Encouraged by the robustness of the UML to express operational concepts, and the ease with which the warfighters could participate in the modeling sessions, the CCIC2S Enterprise Architecture team (Air Force Space Command, Serco, and MITRE) set out to extend this technology into the realm of system architecture. Defining the mechanism for producing a fully integrated architecture seemed to offer hope that complex requirements could be traced into the system's design, thereby reducing the risk that the delivered system would fail to satisfy the warfighter's C2 and mission support needs. To that end, Air Force Space Command (AFSPC) funded a collaborative study with members of the IBM Rational Corporation (originators of much of the OO/UML theory in practice today) aimed at defining an end-to-end UML method for translating operational capabilities into a system design. Based on IBM Rational's Unified Process for Systems Engineering (RUP-SE), the study group successfully framed an approach having the potential to take a specification of needed operational services and derive detail sufficient to begin creating a design model.

Figure 4 - An object-oriented approach enables the architect to easily identify common elements that can be developed once and reused many times across the enterprise

Within the DoD, program responsibilities are split between the Major Command (e.g. AFSPC) and the System Program Office (e.g. ESC) for development of the operational and system requirements, respectively. This separation of concerns often leads to the "throw the requirements over the fence" syndrome. The approach requires the collaboration of the operational and systems architects to be effective. With this collaboration, the approach balances both operational and system concerns in a manner that leads to effective system implementation. Without this collaboration, the warfighter's perspective could well impose requirements on the system that are unrealistic, or not understood, or both.

Implementation of this collaborative approach by the operational and systems architects should not have a negative impact on combined budget and schedule. While the activities of the approach are different from what the teams are currently performing, these activities would replace some of the current activities rather than add an additional burden. Moreover, the approach provides a higher focus on architecture interfaces making it easier to identify modular test points and operator responsibilities in the context of the system usage. This can be useful for earlier training development. In the long term, the collaborative nature of this approach results in less rework and higher quality software due to a clearer understanding of the specified requirements and desired capabilities.
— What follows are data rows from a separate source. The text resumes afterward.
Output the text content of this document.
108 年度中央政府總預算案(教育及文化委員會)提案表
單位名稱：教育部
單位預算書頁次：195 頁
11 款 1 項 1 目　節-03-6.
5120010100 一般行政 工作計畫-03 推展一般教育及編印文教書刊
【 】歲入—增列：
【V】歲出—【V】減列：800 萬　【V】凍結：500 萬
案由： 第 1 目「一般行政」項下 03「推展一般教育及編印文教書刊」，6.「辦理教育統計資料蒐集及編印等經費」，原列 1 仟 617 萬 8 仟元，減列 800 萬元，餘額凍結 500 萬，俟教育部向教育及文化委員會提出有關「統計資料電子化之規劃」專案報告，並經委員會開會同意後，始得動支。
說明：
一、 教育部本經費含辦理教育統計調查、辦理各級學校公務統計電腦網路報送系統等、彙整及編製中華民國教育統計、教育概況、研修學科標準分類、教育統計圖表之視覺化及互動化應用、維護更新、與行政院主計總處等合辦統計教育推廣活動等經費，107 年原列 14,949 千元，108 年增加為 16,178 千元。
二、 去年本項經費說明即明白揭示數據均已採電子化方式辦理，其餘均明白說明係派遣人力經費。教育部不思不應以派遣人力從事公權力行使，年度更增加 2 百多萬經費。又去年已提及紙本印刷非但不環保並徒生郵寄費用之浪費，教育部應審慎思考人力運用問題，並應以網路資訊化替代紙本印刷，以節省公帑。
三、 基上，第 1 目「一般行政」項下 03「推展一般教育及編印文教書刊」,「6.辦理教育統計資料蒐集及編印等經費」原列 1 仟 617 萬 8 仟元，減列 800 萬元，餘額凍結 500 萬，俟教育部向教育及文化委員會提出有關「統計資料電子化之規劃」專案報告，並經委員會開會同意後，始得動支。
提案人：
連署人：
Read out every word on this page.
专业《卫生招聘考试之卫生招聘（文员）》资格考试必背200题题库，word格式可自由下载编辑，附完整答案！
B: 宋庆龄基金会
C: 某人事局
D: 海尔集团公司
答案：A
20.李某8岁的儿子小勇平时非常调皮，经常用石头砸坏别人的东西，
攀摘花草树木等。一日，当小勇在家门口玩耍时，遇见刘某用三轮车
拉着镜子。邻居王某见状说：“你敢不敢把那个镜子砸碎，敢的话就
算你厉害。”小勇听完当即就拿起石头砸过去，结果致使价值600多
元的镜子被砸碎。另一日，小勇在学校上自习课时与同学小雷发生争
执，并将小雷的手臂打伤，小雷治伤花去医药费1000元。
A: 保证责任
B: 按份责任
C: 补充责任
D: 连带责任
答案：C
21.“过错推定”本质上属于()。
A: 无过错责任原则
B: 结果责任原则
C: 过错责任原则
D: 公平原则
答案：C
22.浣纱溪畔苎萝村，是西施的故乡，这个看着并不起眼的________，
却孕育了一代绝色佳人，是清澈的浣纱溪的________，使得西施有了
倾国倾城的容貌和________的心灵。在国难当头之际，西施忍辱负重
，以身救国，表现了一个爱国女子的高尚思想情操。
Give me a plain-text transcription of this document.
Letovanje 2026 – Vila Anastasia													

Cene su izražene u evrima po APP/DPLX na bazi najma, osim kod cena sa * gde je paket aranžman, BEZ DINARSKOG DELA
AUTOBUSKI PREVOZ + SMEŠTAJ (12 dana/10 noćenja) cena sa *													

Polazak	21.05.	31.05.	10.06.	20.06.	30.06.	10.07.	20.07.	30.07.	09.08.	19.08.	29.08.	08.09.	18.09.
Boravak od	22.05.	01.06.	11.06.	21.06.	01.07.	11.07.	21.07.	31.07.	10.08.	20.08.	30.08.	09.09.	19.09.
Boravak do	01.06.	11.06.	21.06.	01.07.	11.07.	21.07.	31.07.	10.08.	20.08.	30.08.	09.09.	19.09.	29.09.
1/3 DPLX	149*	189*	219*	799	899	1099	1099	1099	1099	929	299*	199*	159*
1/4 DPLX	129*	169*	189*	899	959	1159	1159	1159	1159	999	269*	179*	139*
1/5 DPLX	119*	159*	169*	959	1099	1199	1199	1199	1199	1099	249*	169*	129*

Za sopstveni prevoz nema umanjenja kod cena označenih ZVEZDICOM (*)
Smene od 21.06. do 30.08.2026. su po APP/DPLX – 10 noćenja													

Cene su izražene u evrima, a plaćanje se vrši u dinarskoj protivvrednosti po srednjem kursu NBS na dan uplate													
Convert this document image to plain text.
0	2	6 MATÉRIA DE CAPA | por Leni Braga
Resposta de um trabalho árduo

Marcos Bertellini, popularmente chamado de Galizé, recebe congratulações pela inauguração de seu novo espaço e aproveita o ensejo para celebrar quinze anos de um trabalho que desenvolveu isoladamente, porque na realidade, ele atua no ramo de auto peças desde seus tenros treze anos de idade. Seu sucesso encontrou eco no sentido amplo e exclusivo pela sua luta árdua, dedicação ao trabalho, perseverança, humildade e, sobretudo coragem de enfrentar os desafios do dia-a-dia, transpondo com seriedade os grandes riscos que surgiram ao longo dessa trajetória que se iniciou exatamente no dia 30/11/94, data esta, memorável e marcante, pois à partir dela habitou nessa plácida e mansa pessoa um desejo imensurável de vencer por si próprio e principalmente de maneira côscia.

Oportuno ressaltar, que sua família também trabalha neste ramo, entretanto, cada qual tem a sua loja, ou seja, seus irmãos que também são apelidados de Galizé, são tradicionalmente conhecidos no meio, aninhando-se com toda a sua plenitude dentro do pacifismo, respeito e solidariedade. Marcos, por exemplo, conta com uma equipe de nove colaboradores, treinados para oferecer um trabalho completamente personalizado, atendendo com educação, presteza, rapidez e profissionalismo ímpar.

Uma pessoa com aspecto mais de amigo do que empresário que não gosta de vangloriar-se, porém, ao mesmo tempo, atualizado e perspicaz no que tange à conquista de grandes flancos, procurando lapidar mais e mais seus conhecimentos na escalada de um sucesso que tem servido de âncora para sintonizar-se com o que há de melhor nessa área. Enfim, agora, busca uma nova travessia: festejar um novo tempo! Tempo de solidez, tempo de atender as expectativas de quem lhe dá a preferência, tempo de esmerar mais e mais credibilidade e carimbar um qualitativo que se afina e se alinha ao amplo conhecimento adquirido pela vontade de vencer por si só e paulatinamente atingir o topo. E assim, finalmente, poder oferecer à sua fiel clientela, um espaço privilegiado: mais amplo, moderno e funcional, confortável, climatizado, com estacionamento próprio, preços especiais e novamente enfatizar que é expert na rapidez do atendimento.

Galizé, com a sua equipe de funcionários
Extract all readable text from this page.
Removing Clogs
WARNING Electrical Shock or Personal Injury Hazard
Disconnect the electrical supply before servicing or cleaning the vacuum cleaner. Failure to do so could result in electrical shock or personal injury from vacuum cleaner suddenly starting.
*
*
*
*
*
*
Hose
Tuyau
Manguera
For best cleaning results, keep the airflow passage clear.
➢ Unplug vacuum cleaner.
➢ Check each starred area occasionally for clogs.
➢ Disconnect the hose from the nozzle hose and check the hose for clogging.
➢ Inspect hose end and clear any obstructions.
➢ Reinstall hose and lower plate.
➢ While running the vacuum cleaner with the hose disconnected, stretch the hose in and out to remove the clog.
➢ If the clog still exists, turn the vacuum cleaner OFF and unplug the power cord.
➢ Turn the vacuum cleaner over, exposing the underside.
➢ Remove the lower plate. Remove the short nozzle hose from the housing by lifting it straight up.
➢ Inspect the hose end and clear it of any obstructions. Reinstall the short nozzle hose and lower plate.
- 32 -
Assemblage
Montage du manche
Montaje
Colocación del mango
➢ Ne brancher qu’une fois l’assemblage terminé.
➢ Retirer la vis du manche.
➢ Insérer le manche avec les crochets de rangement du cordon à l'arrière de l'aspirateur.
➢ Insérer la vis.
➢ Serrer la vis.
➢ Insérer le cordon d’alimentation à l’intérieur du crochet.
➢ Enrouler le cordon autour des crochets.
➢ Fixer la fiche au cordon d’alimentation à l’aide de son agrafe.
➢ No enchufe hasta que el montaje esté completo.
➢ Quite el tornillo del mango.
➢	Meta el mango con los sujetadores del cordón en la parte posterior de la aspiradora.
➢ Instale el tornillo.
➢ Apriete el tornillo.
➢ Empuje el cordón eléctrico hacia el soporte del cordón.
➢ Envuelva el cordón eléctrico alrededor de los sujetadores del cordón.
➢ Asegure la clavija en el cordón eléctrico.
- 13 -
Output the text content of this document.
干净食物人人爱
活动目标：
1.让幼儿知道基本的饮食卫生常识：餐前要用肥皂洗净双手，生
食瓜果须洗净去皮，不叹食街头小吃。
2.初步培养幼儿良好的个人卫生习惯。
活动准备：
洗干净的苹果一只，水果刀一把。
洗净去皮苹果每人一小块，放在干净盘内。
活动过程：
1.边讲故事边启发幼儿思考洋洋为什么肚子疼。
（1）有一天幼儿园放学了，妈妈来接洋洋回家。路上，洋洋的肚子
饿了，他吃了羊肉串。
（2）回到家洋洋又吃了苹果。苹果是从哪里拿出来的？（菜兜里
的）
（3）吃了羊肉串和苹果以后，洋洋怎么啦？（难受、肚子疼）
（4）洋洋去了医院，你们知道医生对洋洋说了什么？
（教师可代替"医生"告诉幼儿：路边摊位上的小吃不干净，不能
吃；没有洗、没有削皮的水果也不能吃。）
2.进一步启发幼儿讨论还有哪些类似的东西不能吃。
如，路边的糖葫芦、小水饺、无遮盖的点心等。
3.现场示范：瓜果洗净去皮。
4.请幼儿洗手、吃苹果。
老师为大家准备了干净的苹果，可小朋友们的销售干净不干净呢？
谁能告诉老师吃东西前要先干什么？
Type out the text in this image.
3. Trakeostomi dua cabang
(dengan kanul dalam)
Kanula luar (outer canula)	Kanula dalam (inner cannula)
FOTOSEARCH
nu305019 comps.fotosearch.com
The genesis of our approach traces to a report submitted by IBM Rational Software consultants to Air Force Space Command documenting the results of several workshops they facilitated in late 2004. At the workshops, IBM, Serco, and the MITRE Corporation collaborated on OO/UML techniques for bridging together DoDAF Operational and Systems Views. The IBM Rational consultants who authored the report were James Densmore and David Brown. Building on the concepts captured in this report, Rob Byrd, John Manzi, Tom Porter and Ed Seward of Serco, and Tom Folk and Eric Todd of The MITRE Corporation, expanded the discussion to provide a more comprehensive explanation of the AFSPC architecture development approach.